Costa-Gavras directs Z with a sense of never ending propulsion, crisscrossing
from character to character, and keeping the camera moving at all times. It
could have easily turned into a dull series of conversation in nice looking
rooms, but Gravas gives it the momentum of an action movie and the editing does
its experimental best to catch up. You’ll remember every character, and there’s
a lot of them, as you truly get involved in their plight and the impossible
wall of authority and misdirection that gets in all their way.

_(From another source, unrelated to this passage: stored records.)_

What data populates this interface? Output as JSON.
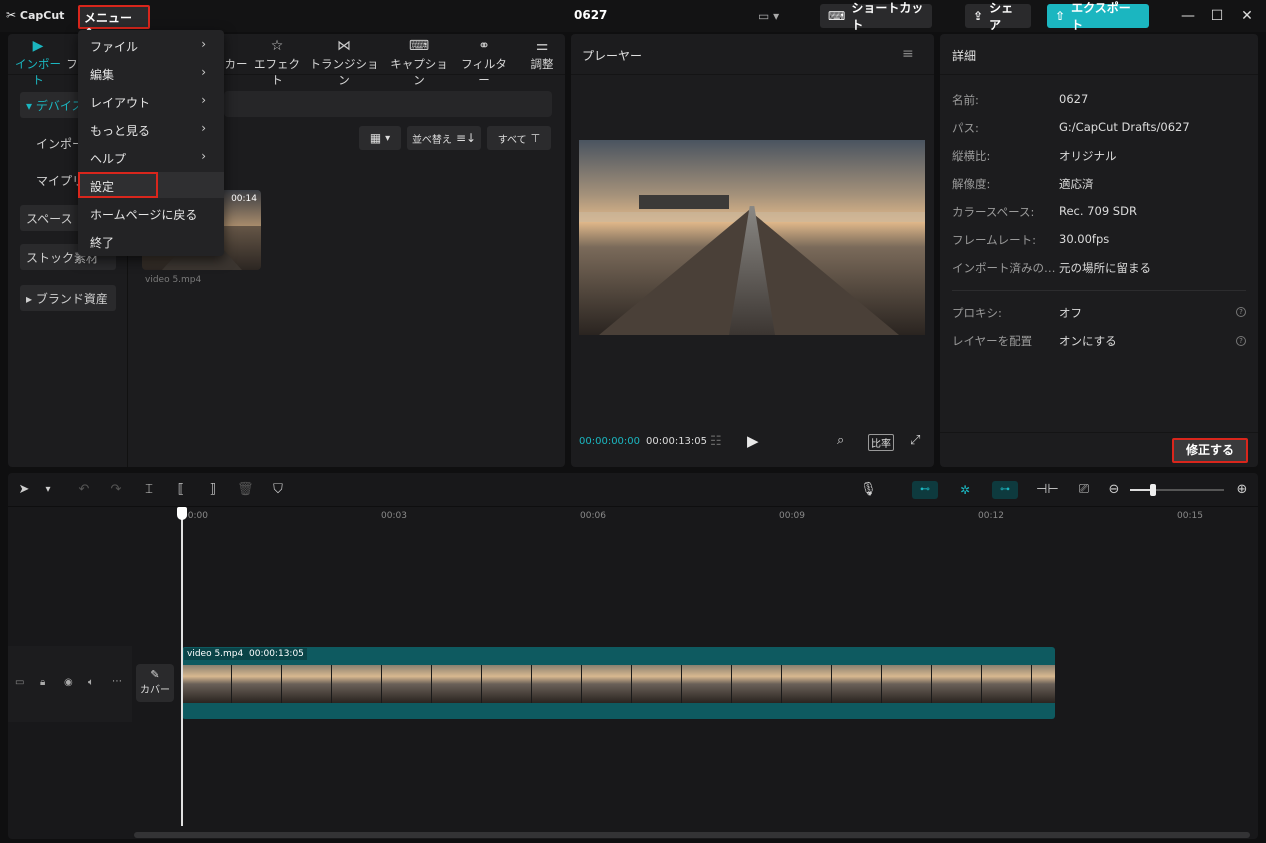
{
  "app": {
    "logo": "CapCut",
    "project_title": "0627"
  },
  "topbar": {
    "menu_label": "メニュー ^",
    "shortcut_label": "ショートカット",
    "share_label": "シェア",
    "export_label": "エクスポート"
  },
  "menu": {
    "items": [
      {
        "label": "ファイル",
        "chevron": "›"
      },
      {
        "label": "編集",
        "chevron": "›"
      },
      {
        "label": "レイアウト",
        "chevron": "›"
      },
      {
        "label": "もっと見る",
        "chevron": "›"
      },
      {
        "label": "ヘルプ",
        "chevron": "›"
      },
      {
        "label": "設定",
        "chevron": ""
      },
      {
        "label": "ホームページに戻る",
        "chevron": ""
      },
      {
        "label": "終了",
        "chevron": ""
      }
    ]
  },
  "media": {
    "tabs": [
      {
        "label": "インポート",
        "icon": "import-icon"
      },
      {
        "label": "フ",
        "icon": ""
      },
      {
        "label": "カー",
        "icon": ""
      },
      {
        "label": "エフェクト",
        "icon": "effects-icon"
      },
      {
        "label": "トランジション",
        "icon": "transition-icon"
      },
      {
        "label": "キャプション",
        "icon": "caption-icon"
      },
      {
        "label": "フィルター",
        "icon": "filter-icon"
      },
      {
        "label": "調整",
        "icon": "adjust-icon"
      }
    ],
    "sidebar": [
      {
        "label": "▾ デバイス"
      },
      {
        "label": "インポー"
      },
      {
        "label": "マイプリ"
      },
      {
        "label": "スペース"
      },
      {
        "label": "ストック素材"
      },
      {
        "label": "▸ ブランド資産"
      }
    ],
    "sort_label": "並べ替え",
    "filter_label": "すべて",
    "clip": {
      "duration": "00:14",
      "name": "video 5.mp4"
    }
  },
  "player": {
    "title": "プレーヤー",
    "current_time": "00:00:00:00",
    "total_time": "00:00:13:05",
    "ratio_label": "比率"
  },
  "details": {
    "title": "詳細",
    "rows": [
      {
        "key": "名前:",
        "value": "0627"
      },
      {
        "key": "パス:",
        "value": "G:/CapCut Drafts/0627"
      },
      {
        "key": "縦横比:",
        "value": "オリジナル"
      },
      {
        "key": "解像度:",
        "value": "適応済"
      },
      {
        "key": "カラースペース:",
        "value": "Rec. 709 SDR"
      },
      {
        "key": "フレームレート:",
        "value": "30.00fps"
      },
      {
        "key": "インポート済みの…",
        "value": "元の場所に留まる"
      }
    ],
    "rows2": [
      {
        "key": "プロキシ:",
        "value": "オフ"
      },
      {
        "key": "レイヤーを配置",
        "value": "オンにする"
      }
    ],
    "modify_label": "修正する"
  },
  "timeline": {
    "ruler": [
      "00:00",
      "00:03",
      "00:06",
      "00:09",
      "00:12",
      "00:15"
    ],
    "cover_label": "カバー",
    "clip_name": "video 5.mp4",
    "clip_duration": "00:00:13:05"
  },
  "colors": {
    "accent": "#1bb6c0",
    "highlight": "#d9261c",
    "clip": "#0e5a60"
  }
}
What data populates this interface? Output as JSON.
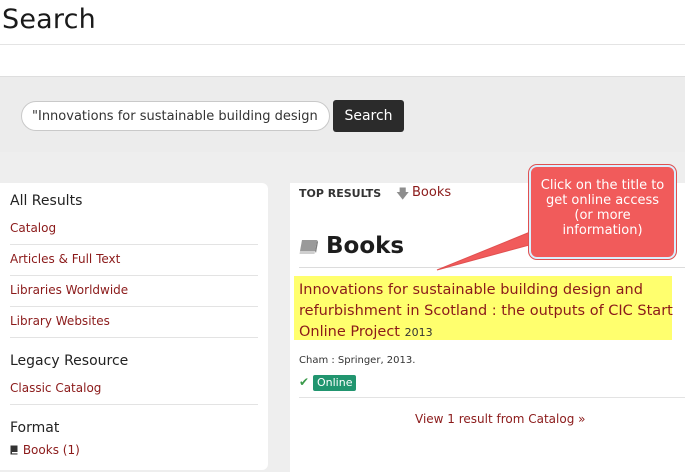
{
  "page": {
    "title": "Search"
  },
  "search": {
    "value": "\"Innovations for sustainable building design\"",
    "button_label": "Search"
  },
  "sidebar": {
    "all_results_heading": "All Results",
    "links": [
      "Catalog",
      "Articles & Full Text",
      "Libraries Worldwide",
      "Library Websites"
    ],
    "legacy_heading": "Legacy Resource",
    "legacy_link": "Classic Catalog",
    "format_heading": "Format",
    "format_item": "Books (1)"
  },
  "main": {
    "top_results_label": "TOP RESULTS",
    "books_jump": "Books",
    "section_heading": "Books",
    "result": {
      "title": "Innovations for sustainable building design and refurbishment in Scotland : the outputs of CIC Start Online Project",
      "year": "2013",
      "publisher": "Cham : Springer, 2013.",
      "availability": "Online"
    },
    "view_more": "View 1 result from Catalog »"
  },
  "callout": {
    "text": "Click on the title to get online access (or more information)"
  },
  "colors": {
    "link": "#8b1a1a",
    "highlight": "#ffff6e",
    "callout": "#f15b5b",
    "online_badge": "#21956f",
    "search_button": "#2b2b2b"
  },
  "icons": [
    "arrow-down-icon",
    "book-icon",
    "check-icon"
  ]
}
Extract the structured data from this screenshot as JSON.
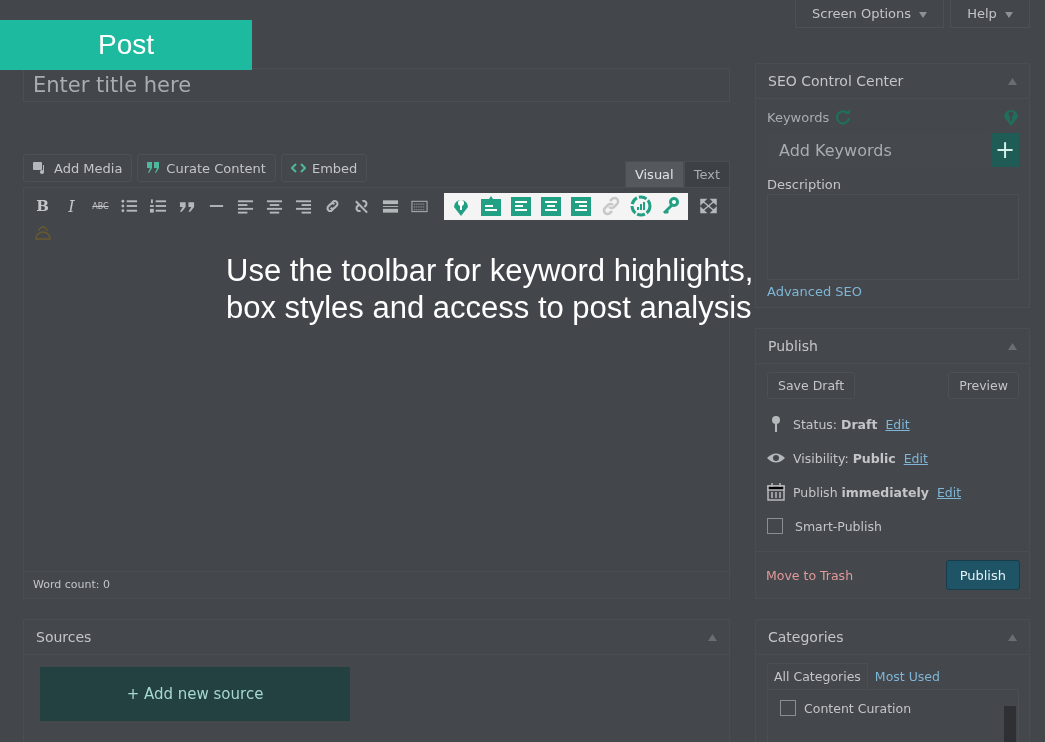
{
  "header_tabs": [
    {
      "label": "Screen Options"
    },
    {
      "label": "Help"
    }
  ],
  "banner": {
    "label": "Post"
  },
  "title_field": {
    "placeholder": "Enter title here"
  },
  "media_buttons": [
    {
      "kind": "media",
      "label": "Add Media"
    },
    {
      "kind": "curate",
      "label": "Curate Content"
    },
    {
      "kind": "embed",
      "label": "Embed"
    }
  ],
  "editor_tabs": [
    {
      "label": "Visual",
      "selected": true
    },
    {
      "label": "Text",
      "selected": false
    }
  ],
  "toolbar": [
    {
      "kind": "bold",
      "glyph": "B"
    },
    {
      "kind": "italic",
      "glyph": "I"
    },
    {
      "kind": "strike",
      "glyph": "ABC"
    },
    {
      "kind": "bullets"
    },
    {
      "kind": "numbers"
    },
    {
      "kind": "quote"
    },
    {
      "kind": "hr"
    },
    {
      "kind": "left"
    },
    {
      "kind": "center"
    },
    {
      "kind": "right"
    },
    {
      "kind": "link"
    },
    {
      "kind": "unlink"
    },
    {
      "kind": "more"
    },
    {
      "kind": "keyboard"
    }
  ],
  "seo_toolbar": [
    {
      "kind": "pin"
    },
    {
      "kind": "note"
    },
    {
      "kind": "left"
    },
    {
      "kind": "center"
    },
    {
      "kind": "right"
    },
    {
      "kind": "link"
    },
    {
      "kind": "chart"
    },
    {
      "kind": "key"
    }
  ],
  "tutorial": {
    "lines": [
      "Use the toolbar for keyword highlights,",
      "box styles and access to post analysis"
    ]
  },
  "word_count": "Word count: 0",
  "sources": {
    "title": "Sources",
    "button": "+ Add new source"
  },
  "seo_panel": {
    "title": "SEO Control Center",
    "keywords_label": "Keywords",
    "keywords_field": {
      "placeholder": "Add Keywords"
    },
    "add_button": "+",
    "description_label": "Description",
    "advanced_link": "Advanced SEO"
  },
  "publish_panel": {
    "title": "Publish",
    "save_draft": "Save Draft",
    "preview": "Preview",
    "rows": [
      {
        "kind": "status",
        "text": "Status: **Draft**",
        "link": "Edit"
      },
      {
        "kind": "visibility",
        "text": "Visibility: **Public**",
        "link": "Edit"
      },
      {
        "kind": "schedule",
        "text": "Publish **immediately**",
        "link": "Edit"
      }
    ],
    "smart_publish": {
      "label": "Smart-Publish",
      "checked": false
    },
    "trash": "Move to Trash",
    "publish": "Publish"
  },
  "categories_panel": {
    "title": "Categories",
    "tabs": [
      {
        "label": "All Categories",
        "selected": true
      },
      {
        "label": "Most Used",
        "selected": false
      }
    ],
    "items": [
      {
        "label": "Content Curation",
        "checked": false
      }
    ]
  }
}
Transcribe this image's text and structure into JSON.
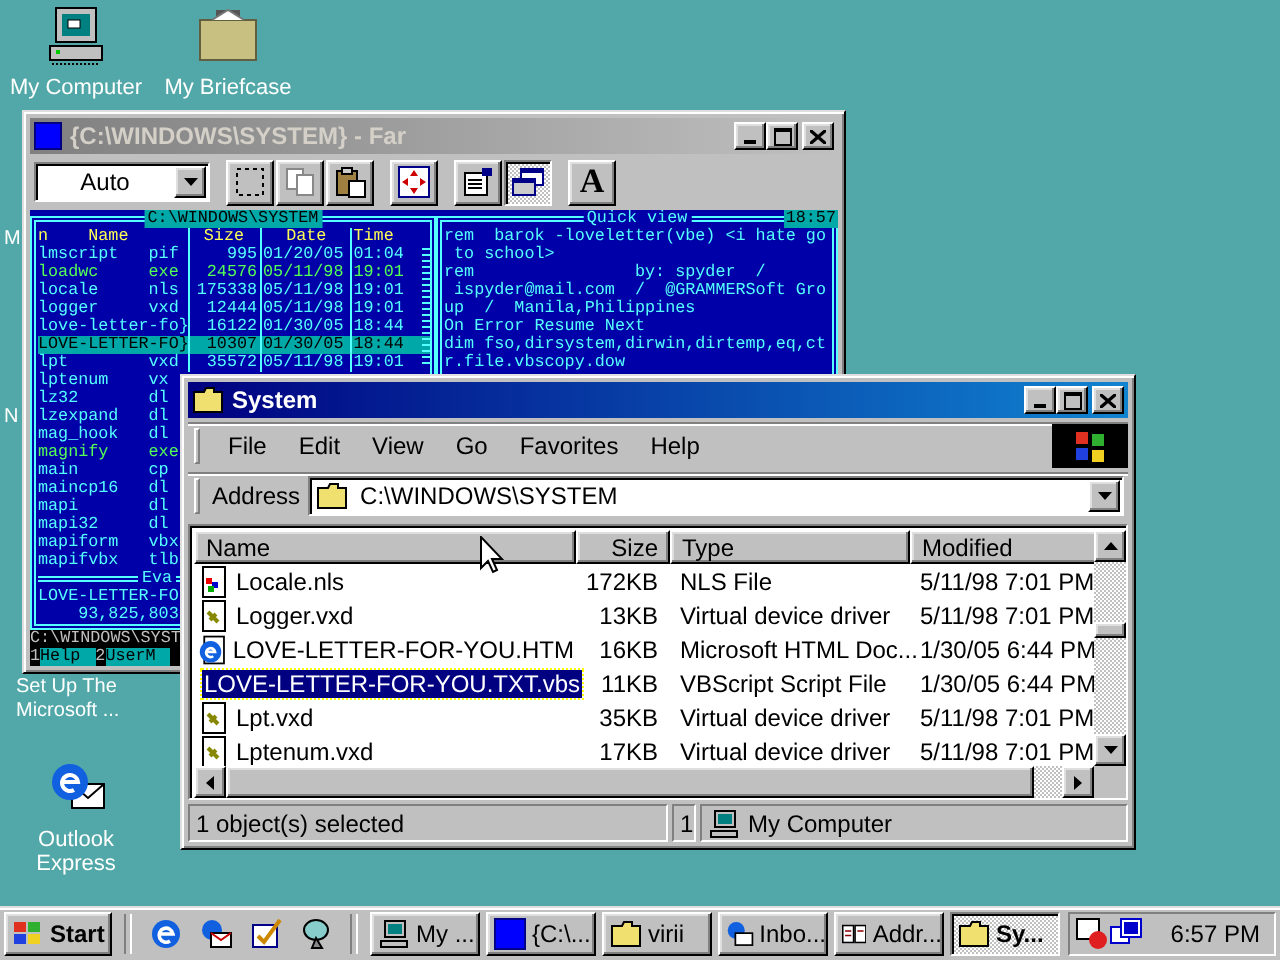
{
  "desktop": {
    "icons": [
      {
        "label": "My Computer",
        "kind": "computer"
      },
      {
        "label": "My Briefcase",
        "kind": "briefcase"
      },
      {
        "label": "M",
        "kind": "covered"
      },
      {
        "label": "N",
        "kind": "covered"
      },
      {
        "label": "Set Up The Microsoft ...",
        "kind": "covered"
      },
      {
        "label": "Outlook Express",
        "kind": "outlook"
      }
    ]
  },
  "far": {
    "title": "{C:\\WINDOWS\\SYSTEM} - Far",
    "view_mode": "Auto",
    "font_button": "A",
    "left_panel": {
      "path": "C:\\WINDOWS\\SYSTEM",
      "columns": [
        "n",
        "Name",
        "Size",
        "Date",
        "Time"
      ],
      "rows": [
        {
          "name": "lmscript",
          "ext": "pif",
          "size": "995",
          "date": "01/20/05",
          "time": "01:04",
          "color": "#55ffff",
          "selected": false
        },
        {
          "name": "loadwc",
          "ext": "exe",
          "size": "24576",
          "date": "05/11/98",
          "time": "19:01",
          "color": "#55ff55",
          "selected": false
        },
        {
          "name": "locale",
          "ext": "nls",
          "size": "175338",
          "date": "05/11/98",
          "time": "19:01",
          "color": "#55ffff",
          "selected": false
        },
        {
          "name": "logger",
          "ext": "vxd",
          "size": "12444",
          "date": "05/11/98",
          "time": "19:01",
          "color": "#55ffff",
          "selected": false
        },
        {
          "name": "love-letter-fo}",
          "size": "16122",
          "date": "01/30/05",
          "time": "18:44",
          "color": "#55ffff",
          "selected": false
        },
        {
          "name": "LOVE-LETTER-FO}",
          "size": "10307",
          "date": "01/30/05",
          "time": "18:44",
          "selected": true
        },
        {
          "name": "lpt",
          "ext": "vxd",
          "size": "35572",
          "date": "05/11/98",
          "time": "19:01",
          "color": "#55ffff",
          "selected": false
        },
        {
          "name": "lptenum",
          "ext": "vx",
          "color": "#55ffff",
          "selected": false
        },
        {
          "name": "lz32",
          "ext": "dl",
          "color": "#55ffff",
          "selected": false
        },
        {
          "name": "lzexpand",
          "ext": "dl",
          "color": "#55ffff",
          "selected": false
        },
        {
          "name": "mag_hook",
          "ext": "dl",
          "color": "#55ffff",
          "selected": false
        },
        {
          "name": "magnify",
          "ext": "exe",
          "color": "#55ff55",
          "selected": false
        },
        {
          "name": "main",
          "ext": "cp",
          "color": "#55ffff",
          "selected": false
        },
        {
          "name": "maincp16",
          "ext": "dl",
          "color": "#55ffff",
          "selected": false
        },
        {
          "name": "mapi",
          "ext": "dl",
          "color": "#55ffff",
          "selected": false
        },
        {
          "name": "mapi32",
          "ext": "dl",
          "color": "#55ffff",
          "selected": false
        },
        {
          "name": "mapiform",
          "ext": "vbx",
          "color": "#55ffff",
          "selected": false
        },
        {
          "name": "mapifvbx",
          "ext": "tlb",
          "color": "#55ffff",
          "selected": false
        }
      ],
      "info": "Eva",
      "current": "LOVE-LETTER-FO",
      "total": "93,825,803"
    },
    "quick_view": {
      "title": "Quick view",
      "clock": "18:57",
      "lines": [
        "rem  barok -loveletter(vbe) <i hate go",
        " to school>",
        "rem                by: spyder  /",
        " ispyder@mail.com  /  @GRAMMERSoft Gro",
        "up  /  Manila,Philippines",
        "On Error Resume Next",
        "dim fso,dirsystem,dirwin,dirtemp,eq,ct",
        "r.file.vbscopy.dow"
      ]
    },
    "command_line": "C:\\WINDOWS\\SYST",
    "keybar": [
      {
        "number": "1",
        "label": "Help"
      },
      {
        "number": "2",
        "label": "UserM"
      }
    ]
  },
  "explorer": {
    "title": "System",
    "menu": [
      "File",
      "Edit",
      "View",
      "Go",
      "Favorites",
      "Help"
    ],
    "address": {
      "label": "Address",
      "value": "C:\\WINDOWS\\SYSTEM"
    },
    "columns": [
      "Name",
      "Size",
      "Type",
      "Modified"
    ],
    "rows": [
      {
        "name": "Locale.nls",
        "size": "172KB",
        "type": "NLS File",
        "modified": "5/11/98 7:01 PM",
        "kind": "nls",
        "selected": false
      },
      {
        "name": "Logger.vxd",
        "size": "13KB",
        "type": "Virtual device driver",
        "modified": "5/11/98 7:01 PM",
        "kind": "vxd",
        "selected": false
      },
      {
        "name": "LOVE-LETTER-FOR-YOU.HTM",
        "size": "16KB",
        "type": "Microsoft HTML Doc...",
        "modified": "1/30/05 6:44 PM",
        "kind": "htm",
        "selected": false
      },
      {
        "name": "LOVE-LETTER-FOR-YOU.TXT.vbs",
        "size": "11KB",
        "type": "VBScript Script File",
        "modified": "1/30/05 6:44 PM",
        "kind": "vbs",
        "selected": true
      },
      {
        "name": "Lpt.vxd",
        "size": "35KB",
        "type": "Virtual device driver",
        "modified": "5/11/98 7:01 PM",
        "kind": "vxd",
        "selected": false
      },
      {
        "name": "Lptenum.vxd",
        "size": "17KB",
        "type": "Virtual device driver",
        "modified": "5/11/98 7:01 PM",
        "kind": "vxd",
        "selected": false
      }
    ],
    "status": {
      "selection": "1 object(s) selected",
      "count": "1",
      "zone": "My Computer"
    }
  },
  "taskbar": {
    "start": "Start",
    "tasks": [
      {
        "label": "My ...",
        "kind": "computer",
        "selected": false
      },
      {
        "label": "{C:\\...",
        "kind": "console",
        "selected": false
      },
      {
        "label": "virii",
        "kind": "folder",
        "selected": false
      },
      {
        "label": "Inbo...",
        "kind": "mail",
        "selected": false
      },
      {
        "label": "Addr...",
        "kind": "book",
        "selected": false
      },
      {
        "label": "Sy...",
        "kind": "folder",
        "selected": true
      }
    ],
    "clock": "6:57 PM"
  }
}
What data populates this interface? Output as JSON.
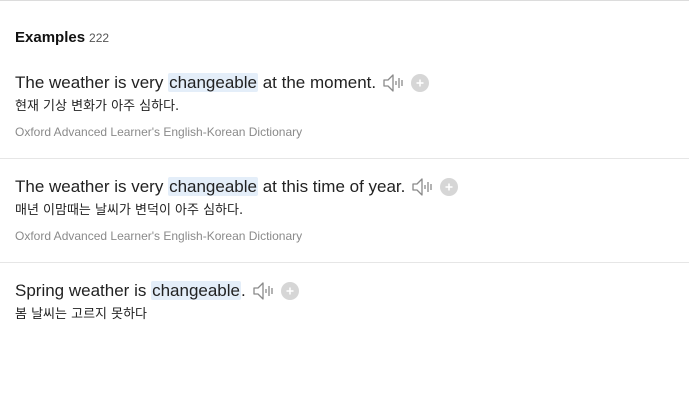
{
  "section": {
    "title": "Examples",
    "count": "222"
  },
  "icons": {
    "speaker": "speaker-icon",
    "add": "plus-circle-icon"
  },
  "colors": {
    "highlight": "#e4eef9",
    "divider": "#e6e6e6",
    "source_text": "#8a8a8a"
  },
  "examples": [
    {
      "before": "The weather is very ",
      "highlight": "changeable",
      "after": " at the moment.",
      "translation": "현재 기상 변화가 아주 심하다.",
      "source": "Oxford Advanced Learner's English-Korean Dictionary"
    },
    {
      "before": "The weather is very ",
      "highlight": "changeable",
      "after": " at this time of year.",
      "translation": "매년 이맘때는 날씨가 변덕이 아주 심하다.",
      "source": "Oxford Advanced Learner's English-Korean Dictionary"
    },
    {
      "before": "Spring weather is ",
      "highlight": "changeable",
      "after": ".",
      "translation": "봄 날씨는 고르지 못하다",
      "source": ""
    }
  ]
}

I had a disconnect reading all the difficulties Z had in
being released, because I usually associate censorship issues being linked with
‘difficult’ work, and Z is anything but difficult. That’s not a
slight against the content of Z, which will have you yelling at heavens and
curse evil in all its forms, but a compliment at the fact that it functions as
such an engaging piece of flat out entertainment. A CLASSIC.